As the building did dual duty as a church and a school, a gallery that covered about a third of the main space formed an area where students would sleep when floods made it impossible for them to return to their homes. So Ebenezer was actually a boarding school as well. The girls slept upstairs in the gallery and the boys in the main body of the church.
George and Mary had 9 children, 7 sons and 2 daughters. All except Matthew Hall married and all had large families. They soon outgrew the cramped area around Pitt Town and, hearing that there was excellent farming land to be had further north, John Howes, one of the Cormandel “8” surveyed an inland route to what is now known as the Hunter Valley. This route was to become the Putty Road, how amazing that this connection exists to a piece of road that I have traversed hundreds of times since 1973. Even more amazing is that, it wasn’t until Ted detailed this part of the story that we both realised that Howes Valley, on the far northern end of the Putty Road, was named after him!

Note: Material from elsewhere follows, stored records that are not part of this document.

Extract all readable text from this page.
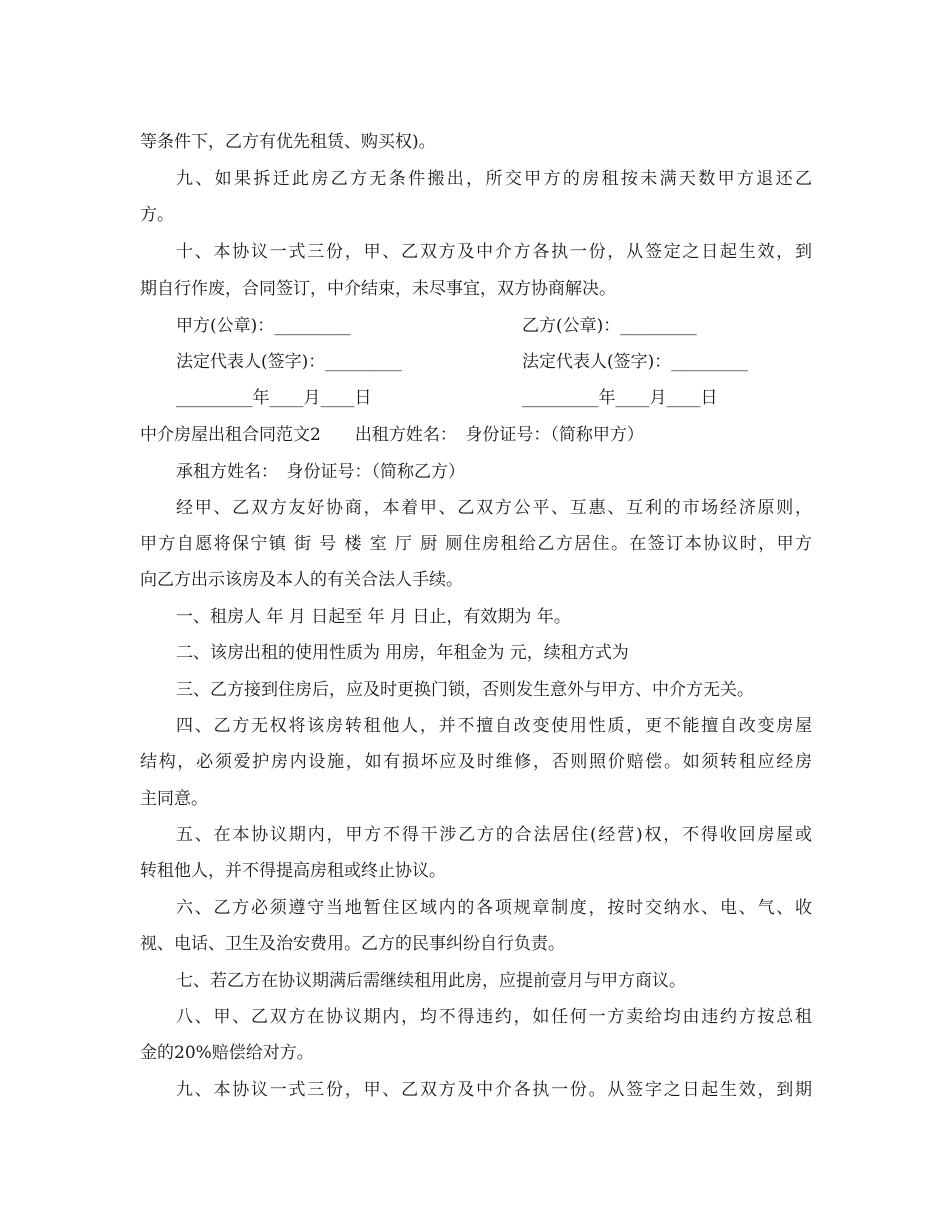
等条件下，乙方有优先租赁、购买权)。
九、如果拆迁此房乙方无条件搬出，所交甲方的房租按未满天数甲方退还乙
方。
十、本协议一式三份，甲、乙双方及中介方各执一份，从签定之日起生效，到
期自行作废，合同签订，中介结束，未尽事宜，双方协商解决。
甲方(公章)：_________	乙方(公章)：_________
法定代表人(签字)：_________	法定代表人(签字)：_________
_________年____月____日	_________年____月____日
中介房屋出租合同范文2　　出租方姓名：　身份证号：（简称甲方）
承租方姓名：　身份证号：（简称乙方）
经甲、乙双方友好协商，本着甲、乙双方公平、互惠、互利的市场经济原则，
甲方自愿将保宁镇 街 号 楼 室 厅 厨 厕住房租给乙方居住。在签订本协议时，甲方
向乙方出示该房及本人的有关合法人手续。
一、租房人 年 月 日起至 年 月 日止，有效期为 年。
二、该房出租的使用性质为 用房，年租金为 元，续租方式为
三、乙方接到住房后，应及时更换门锁，否则发生意外与甲方、中介方无关。
四、乙方无权将该房转租他人，并不擅自改变使用性质，更不能擅自改变房屋
结构，必须爱护房内设施，如有损坏应及时维修，否则照价赔偿。如须转租应经房
主同意。
五、在本协议期内，甲方不得干涉乙方的合法居住(经营)权，不得收回房屋或
转租他人，并不得提高房租或终止协议。
六、乙方必须遵守当地暂住区域内的各项规章制度，按时交纳水、电、气、收
视、电话、卫生及治安费用。乙方的民事纠纷自行负责。
七、若乙方在协议期满后需继续租用此房，应提前壹月与甲方商议。
八、甲、乙双方在协议期内，均不得违约，如任何一方卖给均由违约方按总租
金的20%赔偿给对方。
九、本协议一式三份，甲、乙双方及中介各执一份。从签字之日起生效，到期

At the conclusion of Ted’s lecture, we all paused for morning tea. Walking up the ramp to the church hall, I heard a lady behind me say,”I beg your pardon, but are you a Hall?” I replied that I was and she said, “Well, so am I.” I was stunned because I thought I had a pretty good handle on where the surviving members of the family were and who they were but she was a complete stranger to me. As it turns out, Cristine is a descendant of Mary Hall, one of George and Mary’s 2 daughters. She had been out of the state when the Bicentennial took place and so we had missed her. Her ancestor had married a Johnstone, one of the other founding families so the Hall name died out on that line.
However, by far the most amazing revelation of the day happened when we were taken on a guided tour of the graveyard. Of course, I have explored it many times but it was fascinating to hear about some of the other members of the founding families and how their lives had worked out. But Ted was keeping the best till last. The tour finished at the grave of the boat-builder, John Grono. Like many of the toms in the cemetery (including George’s and many of his descendants) the grave is an above-ground crypt with a wrought iron fence around it. Ted asked us, “Have you ever considered how succeeding children were buried in a tomb like this. I mean, you couldn’t lift the lid as it is this massive slab of sandstone, so, how did they do it?”
None of us had any idea. “Well,” Ted continued, “In 2009, we opened John Grono’s crypt. A relative had claimed that another member of the family whose name was no on the plaque on the outside, had been buried there and they had obtained permission for the grave to be opened. We had an idea of how to do this so we began excavating at the end of the crypt. Upon scraping back the grass, we were amazed to find two large sandstone blocks lying at 90 degrees to the crypt. After moving those with the excavator we found a large hole that, when cleaned up a bit, revealed a set of beautifully constructed stairs that led down to a sandstone wall. When this was removed we gained access to the burial chamber. We were not allowed to go in but photos taken with a Go-Pro camera revealed an astonishingly constructed crypt below the grave memorial above.” Photos revealed that there were the remains of 5 coffins inside, one more than was expected so it seems that the relative of John Grono was correct.
To say that we were all flabbergasted is a gigantic understatement. Ted went on to say that preliminary tests of the other above-ground graves indicate that they all appeared to have elaborately built crypts under the main monument.
This is George Hall’s grave in which many of his descendants are buried.
Thanks for bearing with me, I’m still a bit overcome by it all.